Dat is het ontroerende in de vraag, die de Heere tot Kaïn richt. Als Hij zegt: „Wat hebt gij gedaan ? " dan ligt daarin uitgedrukt, dat het den Heere niet verborgen was gebleven, al trachtte ook Kaïn aan Zijne hand te ontvlieden. Zoo is hier dus een verdere ontsluiting van de openbaring Gods, die terstond na den val reeds begon te werken. Toen riep de Heere Adam en zegt tot hem : „waar zijt gij ? " En dan luidt het antwoord van dien zich verbergenden Adam : „ik hoorde Uwe stem in den hof en ik vreesde". In die bemoeienis Gods met den gevallen zondaar is dus terstond na den val reeds de openbaring van Zijne tegenwoordigheid, waaraan de pas gevallene nog meent te kunnen ontvlieden. En hier wordt het voor Kaïn weder met groote klaarheid duidelijk, dat hij voor den Heere bij al de schuldige overleggingen, die in den broedermoord heure ontknooping vonden, toch niet verborgen was gebleven. In de vraag : „wat hebt gij gedaan ? " ligt opgesloten, dat Kaïn door den Heere in dien ganschen weg der misdaad gadegeslagen was. Hier wordt het hem en gansch de menschheid, die Kaïn's geschiedenis vernemen zal, klaar voor den geest gesteld, dat wij met ons innerlijke bewustzijnsleven, ook als wij aan God niet denken. Hem ganschelijk vergeten, zoodat wij geheel buiten Hem leven, toch met al hetgeen in onze ziel omgaat als onmiddellijk voor Gods aangezicht verkeeren. Als wij Hem niet zien, volkomen blind er voor zijn, dan geldt het toch van ons, zooals later de apostel het omschreef : „En er is geen schepsel onzichtbaar voor Hem ; maar alle dingen zijn naakt en geopend voor de oogen Desgenen, met welken wij te doen hebben”.

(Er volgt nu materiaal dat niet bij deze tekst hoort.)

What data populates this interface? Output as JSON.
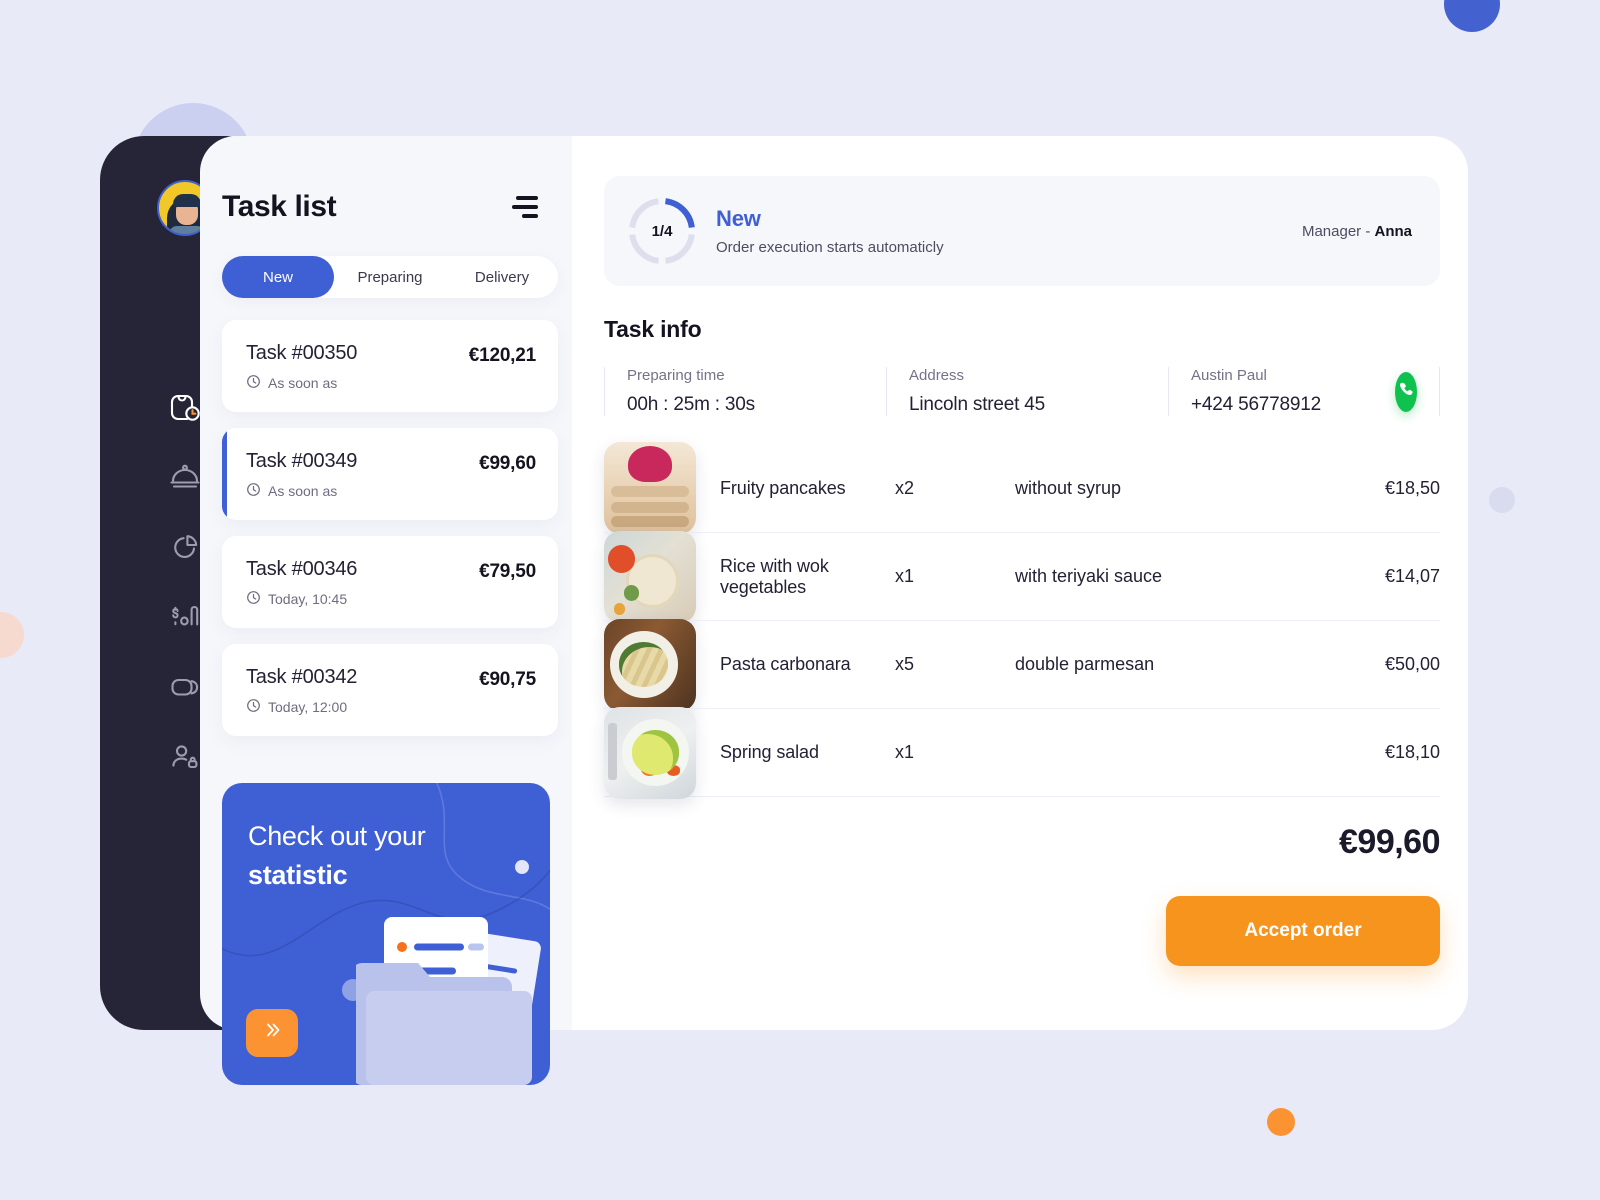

Zoo is er dus reeds terstond een voortgang in de Godsopenbaring op te merken, waarbij de alwetendheid Gods wordt ontsluierd voor den gevallen mensch, die van nature geen Godskennis heeft. Wat met Kaïn geschied was, werd op deze wijze een middel tot verlichting, tot opklaring van den nacht der donkerheid, waarin wij door de zonde gedompeld zijn. De gevallen menschheid, elk zondaar, moest het weten, dat hij voor God niet verborgen is, wanneer hij, om met den psalmdichter te spreken, met zijn hart zich onrecht vergadert. Welk een ontroerende waarheid wordt er dus door deze tot Kaïn gerichte vraag onthuld voor zijn bewustzijn. Hij moet het weten, dat hij zijne misdaad in des Heeren onmiddellijke tegenwoordigheid heeft bedreven. En de Heere gaat daarom voort met die alwetendheid aan Kaïn te verklaren. De Heere geeft er Zijn ontdekkend licht over, opdat Kaïn het volkomen zeker weten en verstaan zal. Daarom voegt Hij er aan toe : „Daar is een stem des bloeds van uwen broeder, dat tot Mij roept van den aardbodem". Kaïn wordt op deze wijze ontdekt voor de eigenlijke strekking van zijne misdaad en voor het licht van Gods eeuwig recht, dat er over opgaat. Want wat had Kaïn gedaan, toen hij Habel doodde ? Niet alleen Habel had hij door zijne misdaad getroffen, maar in Habel had hij ook nog het gansche geslacht gedood, dat in dezen Habel besloten lag. In Habel's dood was Habel's vruchtbaarheid gedood en gansch een geslacht was daardoor van zijne5-göboorte afgesneden. Zoo lag daarin dus niet alleen een aanslag op Habel, zijn broeder, maar een aanslag op den scheppingsrijkdom Gods. En wat meer zegt, omdat Habel een zaad Gods in zich droeg, een aanslag op het groote v/erk van wederbaring der menschheid zelve, die in en door den Heere Jezus Christus hare voltooiing zal bereiken. Zoo wordt Kaïn's misdaad eene vreeselijke misdaad tegen den medemensch eenerzijds, tegen den Raad van Gods genade anderzijds. Alles wat in Habel gedood was, klaagt Kaïn aan. En de Heere stelt het hem voor in het licht van eeuwig, goddelijk recht. En aan dat recht zal de misdaad niet ontkomen, want de straffende gerechtigheid laat zich niet afwijzen. De Heere leert het hier aan de menschheid van alle eeuwen, die komen zullen, dat er in de verbreking van de zedewet Gods eene vergelding gegrond is, waaraan zij zich niet zal kunnen ontworstelen.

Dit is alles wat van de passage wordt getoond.